As of the end of Q1FY26, Tech Mahindra's total headcount rose to 148,517, an increase of 897 from the previous year. However, the employee attrition rate increased to 12.6%, up from 11.8% in the previous quarter and 10% in Q1FY25. Rohit Anand, Chief Financial Officer, commented on the operational efficiency, stating, "We have delivered seven consecutive quarters of margin expansion - a clear reflection of the discipline and focus across our organization. Even in an uncertain environment, our Project Fortius program continues to generate meaningful results and drive operational improvements."
Despite the positive results, analysts from Kotak Institutional Equities warned of potential challenges ahead. They predict a decline in constant currency revenue due to issues in the high-tech vertical and seasonal weakness in the Comviva business, which may offset the benefits from new deal ramp-ups. The brokerage firm expects EBIT margin expansion of 60 basis points quarter-on-quarter, driven by rupee depreciation and cost optimization initiatives.
Tech Mahindra's performance mirrors trends seen among other IT giants, with industry peers such as Tata Consultancy Services (TCS) and HCLTech also reporting steady earnings recently. TCS noted strong deal wins and margin stability, while HCLTech faced profitability pressures despite robust revenue growth.

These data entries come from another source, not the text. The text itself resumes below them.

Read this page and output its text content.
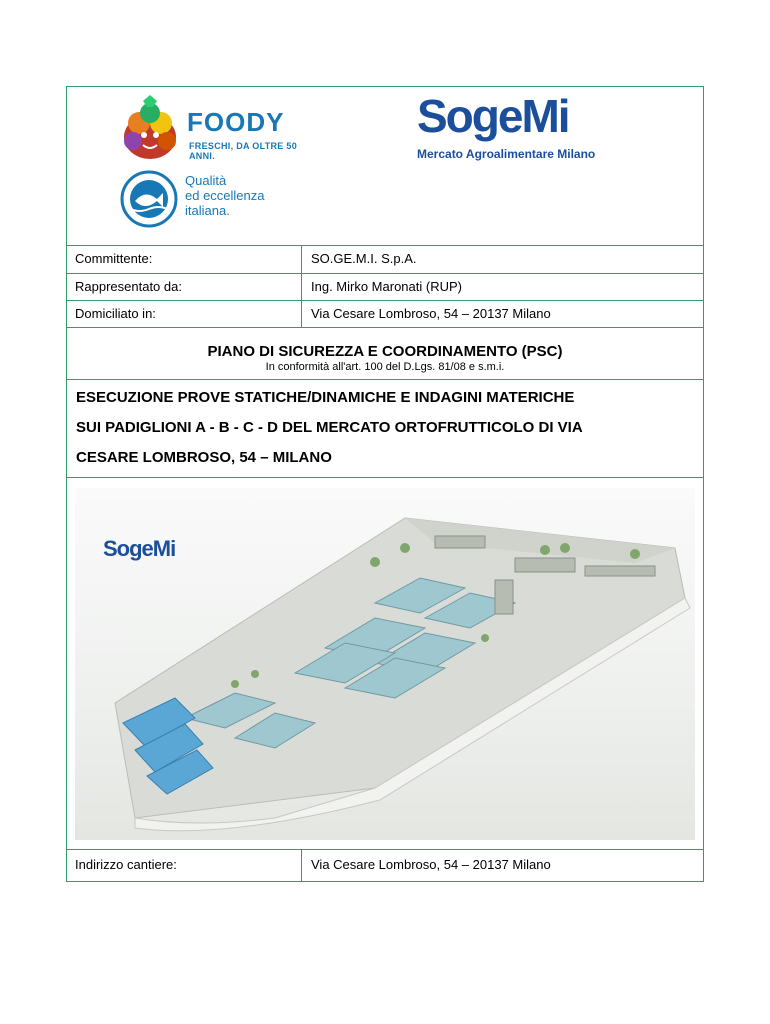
FOODY
FRESCHI, DA OLTRE 50 ANNI.
Qualità
ed eccellenza
italiana.
SogeMi
Mercato Agroalimentare Milano
Committente:	SO.GE.M.I. S.p.A.
Rappresentato da:	Ing. Mirko Maronati (RUP)
Domiciliato in:	Via Cesare Lombroso, 54 – 20137 Milano
PIANO DI SICUREZZA E COORDINAMENTO (PSC)
In conformità all'art. 100 del D.Lgs. 81/08 e s.m.i.
ESECUZIONE PROVE STATICHE/DINAMICHE E INDAGINI MATERICHE
SUI PADIGLIONI A - B - C - D DEL MERCATO ORTOFRUTTICOLO DI VIA
CESARE LOMBROSO, 54 – MILANO
SogeMi
Indirizzo cantiere:	Via Cesare Lombroso, 54 – 20137 Milano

In summary, Tech Mahindra's Q1FY26 results illustrate a solid operational performance and growing market presence, albeit with some caution from analysts regarding future revenue growth amidst sectoral challenges. The company’s strategy, including its focus on digital transformation and strategic partnerships, positions it well for continued growth in a competitive landscape. Analysts and stakeholders will be closely monitoring Tech Mahindra's forthcoming strategies and market responses as the fiscal year progresses.